The third book of the Essay deals with words, and it is a pioneer contribution to the philosophy of language. Locke is a consistent nominalist in that for him language is an arbitrary convention and words are things which "stand for nothing but the ideas in the mind of the man that has them." Each man's understanding can be confirmed by other minds insofar as they share the same linguistic conventions, although one of the singular abuses of language results from the fact that we learn names or words before understanding their use. The purpose of Locke's analysis is to account for generalization, abstraction, and universals in terms of language. The final section of the Essay deals with the extent, types, and divisions of knowledge. This work seems to have been written earlier than the others, and many of its conclusions are qualified by preceding material.

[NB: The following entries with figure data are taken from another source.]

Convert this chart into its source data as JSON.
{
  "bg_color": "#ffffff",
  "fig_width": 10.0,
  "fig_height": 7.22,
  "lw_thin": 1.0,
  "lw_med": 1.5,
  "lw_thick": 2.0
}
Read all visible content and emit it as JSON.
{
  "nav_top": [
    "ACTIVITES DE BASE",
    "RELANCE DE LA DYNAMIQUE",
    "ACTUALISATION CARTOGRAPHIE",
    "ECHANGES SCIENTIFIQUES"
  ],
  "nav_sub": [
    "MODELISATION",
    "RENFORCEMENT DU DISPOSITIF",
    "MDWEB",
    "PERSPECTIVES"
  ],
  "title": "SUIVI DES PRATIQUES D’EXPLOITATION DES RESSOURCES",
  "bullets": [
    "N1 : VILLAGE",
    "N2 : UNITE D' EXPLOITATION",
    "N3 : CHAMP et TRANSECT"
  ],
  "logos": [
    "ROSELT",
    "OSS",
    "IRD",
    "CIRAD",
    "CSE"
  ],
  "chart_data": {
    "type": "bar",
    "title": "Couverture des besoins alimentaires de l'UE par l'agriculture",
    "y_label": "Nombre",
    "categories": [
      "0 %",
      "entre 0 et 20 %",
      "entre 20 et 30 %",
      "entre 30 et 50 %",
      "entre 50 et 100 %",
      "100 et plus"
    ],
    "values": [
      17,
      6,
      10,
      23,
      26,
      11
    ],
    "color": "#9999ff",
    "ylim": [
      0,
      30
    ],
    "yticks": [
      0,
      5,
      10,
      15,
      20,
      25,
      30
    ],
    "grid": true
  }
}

In this view the actual extent of man's knowledge is less than his ideas because he does not know the real connections between simple ideas, or primary and secondary qualities. Also, an intuitive knowledge of existence is limited to the self, and the only demonstrable existence is that of God as an eternal, omnipotent being. With the exception of the self and God, all knowledge of existing things is dependent upon sensation, whose cognitive status is "a little bit better than probability." The poverty of real knowledge is compensated to some extent by human judgment, which presumes things to be true without actually perceiving the connections. And, according to Locke's commonsense attitude, the severe restrictions placed upon knowledge merely reflect that man's mental capacity is suitable for his nature and condition.